A second paper, published this week, looked at the trajectory of the antibody response in much more detail. Again, it involved a pretty small population of participants (87 in this case), but monitored for over six months. A bit under half of them had some long-term symptoms after their initial infections had cleared. As with the earlier study, the levels of antibodies they found declined in the months following the infection, dropping by anywhere from a third to a quarter, depending on the antibody type. Intriguingly, people with ongoing symptoms tended to have higher levels of antibodies across this period.
But when the team looked at antibody-producing memory cells, they noticed that the antibodies were changing over time. In memory cells, there’s a mechanism by which parts of the genes that encode the antibody pick up a lot of mutations over time. By continuing to select those cells that produce antibodies with a higher level of affinity, this can improve the immune response in the future.
That seems to be exactly what is happening in these post-COVID patients. At the first sampling time, the researchers identified the sequences of many of the genes that encode antibodies against coronavirus proteins. At the time of the second check months later, they were unable to find 43 of these initial antibody genes. But 22 new ones were identified, arising from the mutation process—by six months, the typical antibody gene had picked up between two and three times the number of mutations. In some cases, the authors were able to identify the ancestral antibody gene that picked up mutations to create the one present at six months.

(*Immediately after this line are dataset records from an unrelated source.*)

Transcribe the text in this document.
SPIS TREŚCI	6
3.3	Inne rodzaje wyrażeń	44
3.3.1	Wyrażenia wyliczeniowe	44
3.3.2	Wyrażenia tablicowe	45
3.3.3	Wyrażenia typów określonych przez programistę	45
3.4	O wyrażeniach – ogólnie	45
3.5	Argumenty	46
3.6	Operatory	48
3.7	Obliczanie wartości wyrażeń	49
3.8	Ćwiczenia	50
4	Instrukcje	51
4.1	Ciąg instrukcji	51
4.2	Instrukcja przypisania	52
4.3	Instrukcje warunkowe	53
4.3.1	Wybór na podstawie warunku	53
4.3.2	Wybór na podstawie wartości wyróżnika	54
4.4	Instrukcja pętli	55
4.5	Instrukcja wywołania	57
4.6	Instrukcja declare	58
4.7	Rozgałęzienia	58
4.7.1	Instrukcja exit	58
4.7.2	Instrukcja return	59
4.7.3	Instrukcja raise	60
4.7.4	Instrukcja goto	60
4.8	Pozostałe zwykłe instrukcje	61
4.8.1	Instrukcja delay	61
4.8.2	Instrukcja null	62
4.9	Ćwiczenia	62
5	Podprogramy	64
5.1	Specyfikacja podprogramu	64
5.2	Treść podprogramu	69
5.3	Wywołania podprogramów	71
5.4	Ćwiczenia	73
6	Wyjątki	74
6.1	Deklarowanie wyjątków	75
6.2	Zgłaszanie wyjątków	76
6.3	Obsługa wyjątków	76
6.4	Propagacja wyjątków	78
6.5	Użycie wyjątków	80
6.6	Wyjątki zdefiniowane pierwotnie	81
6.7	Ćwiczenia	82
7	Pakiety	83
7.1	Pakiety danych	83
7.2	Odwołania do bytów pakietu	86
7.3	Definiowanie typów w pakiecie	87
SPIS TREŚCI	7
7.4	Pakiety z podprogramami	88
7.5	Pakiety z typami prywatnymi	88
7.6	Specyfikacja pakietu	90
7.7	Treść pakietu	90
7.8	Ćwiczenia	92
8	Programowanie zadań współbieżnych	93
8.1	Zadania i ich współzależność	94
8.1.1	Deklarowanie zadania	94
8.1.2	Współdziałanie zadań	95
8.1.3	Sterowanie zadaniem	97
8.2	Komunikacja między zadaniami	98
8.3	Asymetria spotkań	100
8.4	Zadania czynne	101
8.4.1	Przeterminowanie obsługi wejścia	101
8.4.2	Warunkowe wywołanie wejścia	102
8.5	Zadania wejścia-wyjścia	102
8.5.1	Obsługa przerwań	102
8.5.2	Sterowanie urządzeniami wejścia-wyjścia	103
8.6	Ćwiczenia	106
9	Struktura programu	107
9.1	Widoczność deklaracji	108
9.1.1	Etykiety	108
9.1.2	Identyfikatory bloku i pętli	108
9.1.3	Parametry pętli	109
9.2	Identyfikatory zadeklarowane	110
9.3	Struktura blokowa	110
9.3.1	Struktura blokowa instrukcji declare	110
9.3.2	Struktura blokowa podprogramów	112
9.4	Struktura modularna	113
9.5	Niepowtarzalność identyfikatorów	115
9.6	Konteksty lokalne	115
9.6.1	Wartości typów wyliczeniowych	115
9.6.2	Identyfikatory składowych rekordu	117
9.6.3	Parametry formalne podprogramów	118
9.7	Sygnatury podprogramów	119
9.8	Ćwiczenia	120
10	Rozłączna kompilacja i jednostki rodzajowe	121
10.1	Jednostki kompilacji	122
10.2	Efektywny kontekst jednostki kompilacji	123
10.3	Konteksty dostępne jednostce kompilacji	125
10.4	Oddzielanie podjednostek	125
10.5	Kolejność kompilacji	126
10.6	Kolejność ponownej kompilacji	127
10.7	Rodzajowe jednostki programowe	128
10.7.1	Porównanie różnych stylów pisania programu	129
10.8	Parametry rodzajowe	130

The system seems to be working. One of the early antibodies was unable to bind some of the variants of the spike protein that have evolved in some coronavirus strains. But the replacements with more mutations could, suggesting it was higher affinity and for the spike protein than the earlier version. While the average antibody had similar affinities at the early and late time points, specific antibody lineages saw their ability to neutralize the virus increase.
The immune system has ways of preserving the spike protein to select for improved antibody variants after infections are cleared, and that may be part of what’s going on here. But in a number of participants (under half of those tested), there were still indications of active SARS-CoV-2 infections in the intestine, even though nasal tests came back negative. So it’s possible that at least some of the improved binding comes from continued exposure to the actual virus.
The big picture
Let’s emphasize again: these are both small studies, and we really need to see them replicated with larger populations and more consistent sampling. But at least when it comes to antibodies, the consistencies between these two studies are a step towards building confidence in the results. And those results are pretty good: clear signs of long-term memory and that the immune system’s ability to sharpen its defenses seems to be working against SARS-CoV-2.
Beyond that, the T cell results, while more tentative, also seem to hint at a long-term immunity. But there, the results aren’t as consistent, with different aspects of T cell immunity persisting in different patients. The researchers divided the different aspects into five categories, and found that fewer than half their study population still had all five categories of memory present after five months. But 95 percent of them had at least three categories present, suggesting the persistence of at least some memory. The problem is that, at this point, we don’t really understand what would provide protective immunity, so it’s difficult to judge the meaning of these results.